5.1. De beslissing om gebruik in strijd met het bestemmingsplan al dan niet toe te staan is een discretionaire bevoegdheid van het college, waarbij de rechter zich bij toetsing moet beperken tot de vraag of het college in redelijkheid tot zijn besluit om het afwijkende gebruik al dan niet toe te staan, heeft kunnen komen.
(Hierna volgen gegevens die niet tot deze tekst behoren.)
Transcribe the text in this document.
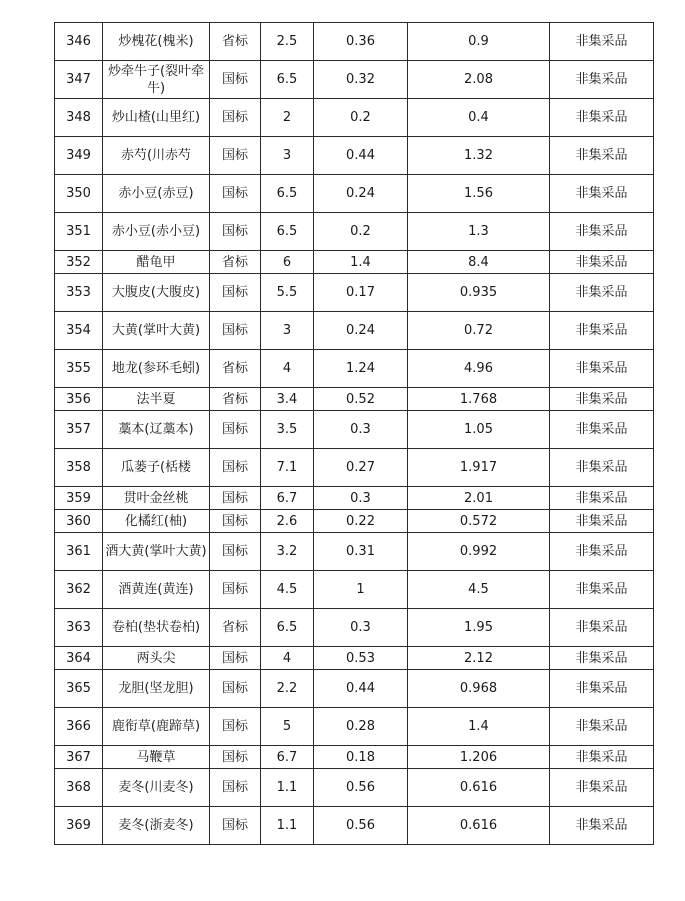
346	炒槐花(槐米)	省标	2.5	0.36	0.9	非集采品
347	炒牵牛子(裂叶牵牛)	国标	6.5	0.32	2.08	非集采品
348	炒山楂(山里红)	国标	2	0.2	0.4	非集采品
349	赤芍(川赤芍	国标	3	0.44	1.32	非集采品
350	赤小豆(赤豆)	国标	6.5	0.24	1.56	非集采品
351	赤小豆(赤小豆)	国标	6.5	0.2	1.3	非集采品
352	醋龟甲	省标	6	1.4	8.4	非集采品
353	大腹皮(大腹皮)	国标	5.5	0.17	0.935	非集采品
354	大黄(掌叶大黄)	国标	3	0.24	0.72	非集采品
355	地龙(参环毛蚓)	省标	4	1.24	4.96	非集采品
356	法半夏	省标	3.4	0.52	1.768	非集采品
357	藁本(辽藁本)	国标	3.5	0.3	1.05	非集采品
358	瓜蒌子(栝楼	国标	7.1	0.27	1.917	非集采品
359	贯叶金丝桃	国标	6.7	0.3	2.01	非集采品
360	化橘红(柚)	国标	2.6	0.22	0.572	非集采品
361	酒大黄(掌叶大黄)	国标	3.2	0.31	0.992	非集采品
362	酒黄连(黄连)	国标	4.5	1	4.5	非集采品
363	卷柏(垫状卷柏)	省标	6.5	0.3	1.95	非集采品
364	两头尖	国标	4	0.53	2.12	非集采品
365	龙胆(坚龙胆)	国标	2.2	0.44	0.968	非集采品
366	鹿衔草(鹿蹄草)	国标	5	0.28	1.4	非集采品
367	马鞭草	国标	6.7	0.18	1.206	非集采品
368	麦冬(川麦冬)	国标	1.1	0.56	0.616	非集采品
369	麦冬(浙麦冬)	国标	1.1	0.56	0.616	非集采品
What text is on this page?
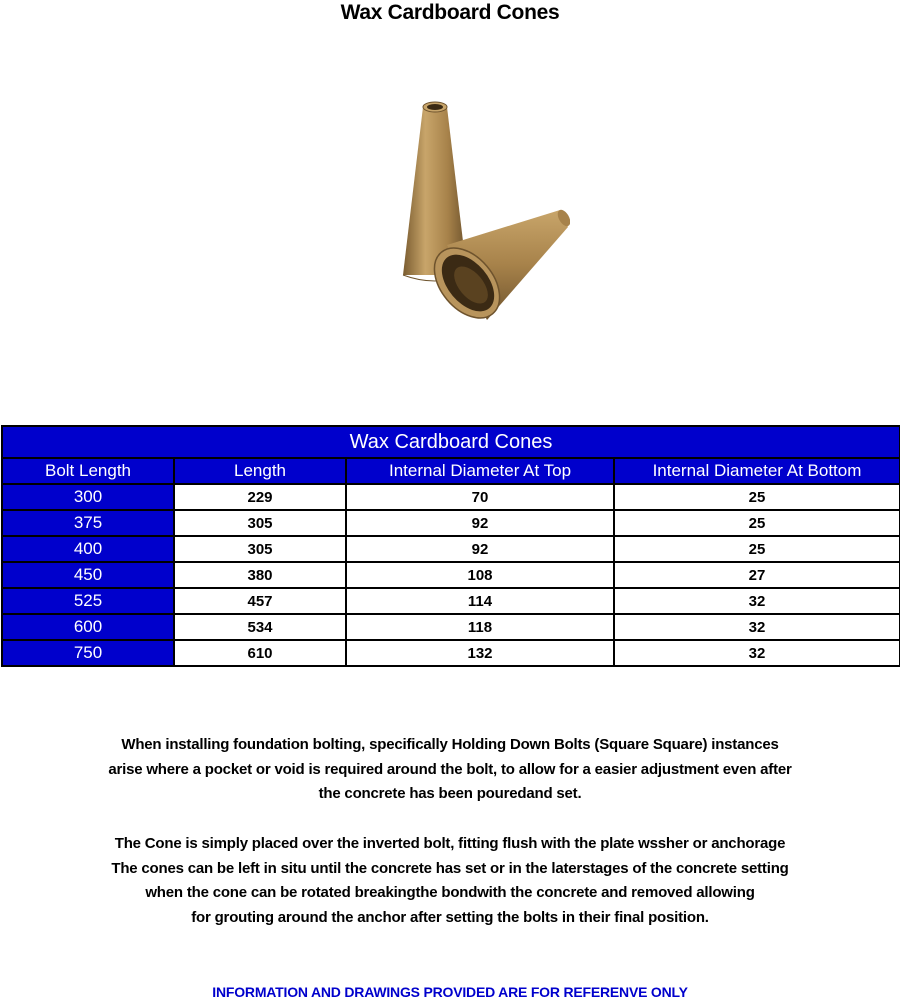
Wax Cardboard Cones
Wax Cardboard Cones			
Bolt Length	Length	Internal Diameter At Top	Internal Diameter At Bottom
300	229	70	25
375	305	92	25
400	305	92	25
450	380	108	27
525	457	114	32
600	534	118	32
750	610	132	32
When installing foundation bolting, specifically Holding Down Bolts (Square Square) instances
arise where a pocket or void is required around the bolt, to allow for a easier adjustment even after
the concrete has been pouredand set.
The Cone is simply placed over the inverted bolt, fitting flush with the plate wssher or anchorage
The cones can be left in situ until the concrete has set or in the laterstages of the concrete setting
when the cone can be rotated breakingthe bondwith the concrete and removed allowing
for grouting around the anchor after setting the bolts in their final position.
INFORMATION AND DRAWINGS PROVIDED ARE FOR REFERENVE ONLY
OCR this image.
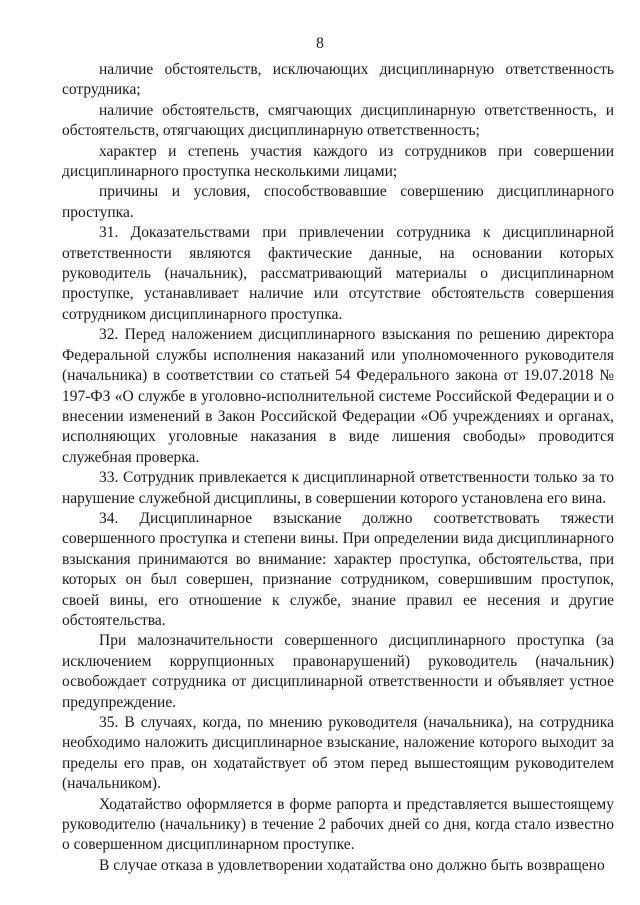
8

наличие обстоятельств, исключающих дисциплинарную ответственность сотрудника;

наличие обстоятельств, смягчающих дисциплинарную ответственность, и обстоятельств, отягчающих дисциплинарную ответственность;

характер и степень участия каждого из сотрудников при совершении дисциплинарного проступка несколькими лицами;

причины и условия, способствовавшие совершению дисциплинарного проступка.

31. Доказательствами при привлечении сотрудника к дисциплинарной ответственности являются фактические данные, на основании которых руководитель (начальник), рассматривающий материалы о дисциплинарном проступке, устанавливает наличие или отсутствие обстоятельств совершения сотрудником дисциплинарного проступка.

32. Перед наложением дисциплинарного взыскания по решению директора Федеральной службы исполнения наказаний или уполномоченного руководителя (начальника) в соответствии со статьей 54 Федерального закона от 19.07.2018 № 197-ФЗ «О службе в уголовно-исполнительной системе Российской Федерации и о внесении изменений в Закон Российской Федерации «Об учреждениях и органах, исполняющих уголовные наказания в виде лишения свободы» проводится служебная проверка.

33. Сотрудник привлекается к дисциплинарной ответственности только за то нарушение служебной дисциплины, в совершении которого установлена его вина.

34. Дисциплинарное взыскание должно соответствовать тяжести совершенного проступка и степени вины. При определении вида дисциплинарного взыскания принимаются во внимание: характер проступка, обстоятельства, при которых он был совершен, признание сотрудником, совершившим проступок, своей вины, его отношение к службе, знание правил ее несения и другие обстоятельства.

При малозначительности совершенного дисциплинарного проступка (за исключением коррупционных правонарушений) руководитель (начальник) освобождает сотрудника от дисциплинарной ответственности и объявляет устное предупреждение.

35. В случаях, когда, по мнению руководителя (начальника), на сотрудника необходимо наложить дисциплинарное взыскание, наложение которого выходит за пределы его прав, он ходатайствует об этом перед вышестоящим руководителем (начальником).

Ходатайство оформляется в форме рапорта и представляется вышестоящему руководителю (начальнику) в течение 2 рабочих дней со дня, когда стало известно о совершенном дисциплинарном проступке.

В случае отказа в удовлетворении ходатайства оно должно быть возвращено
5.2. Het college heeft zich in het besluit van 11 januari 2013 op het standpunt gesteld dat het gemeentelijk beleid ruimte biedt voor de omschakeling van een agrarische bestemming naar de bestemming "Wonen", eventueel met een bedrijf aan huis als nevenactiviteit, of naar de bestemming "Bedrijf" ten behoeve van een agrarisch-verwant bedrijf. De bouwaanvraag voldoet echter niet aan dit beleid, reeds omdat de agrarisch-verwante activiteiten niet bedrijfsmatig worden uitgevoerd en het maximum van 400 m² aan bedrijfsbebouwing wordt overschreden. Het college heeft aan besluit van 11 januari 2013 ten grondslag gelegd het advies van de Adviescommissie Agrarische Bouwaanvragen van 31 juli 2012 en het door [appellant] overgelegde bedrijfsplan "Onderneming Stal [appellant]" van november 2012. Uit het advies van 31 juli 2012 volgt dat de huidige activiteiten op het perceel niet behoren tot een agrarische bedrijfsvoering. Uit het bedrijfsplan volgt dat wordt beoogd in de komende jaren een bedrijf op te bouwen voor het stallen en verzorgen van minimaal 10 fokpaarden en het stallen en verzorgen van minimaal 25 pensionpaarden. Het bedrijfsplan voorziet in de aanleg van een rijbak buiten het bestemmingsvlak en voorts vindt er buitenopslag plaats. Volgens eerder vermeld beleid is buitenopslag niet toegestaan. Verder is de milieuhygiënische aanvaardbaarheid van deze ontwikkeling niet onderbouwd. De rechtbank heeft terecht overwogen dat het door het college gevoerde beleid niet onredelijk is. De rechtbank heeft voorts terecht overwogen dat het college, gelet op dit beleid, in redelijkheid heeft kunnen besluiten geen toepassing te geven aan het bepaalde in artikel 2.12, eerste lid, onderdeel a, onder 3˚, van de Wabo.

Het betoog faalt.

6. [appellant] betoogt verder dat de rechtbank niet heeft onderkend dat het college, gelet op artikel 38.1, eerste lid, van de planregels, gehouden was omgevingsvergunning te verlenen.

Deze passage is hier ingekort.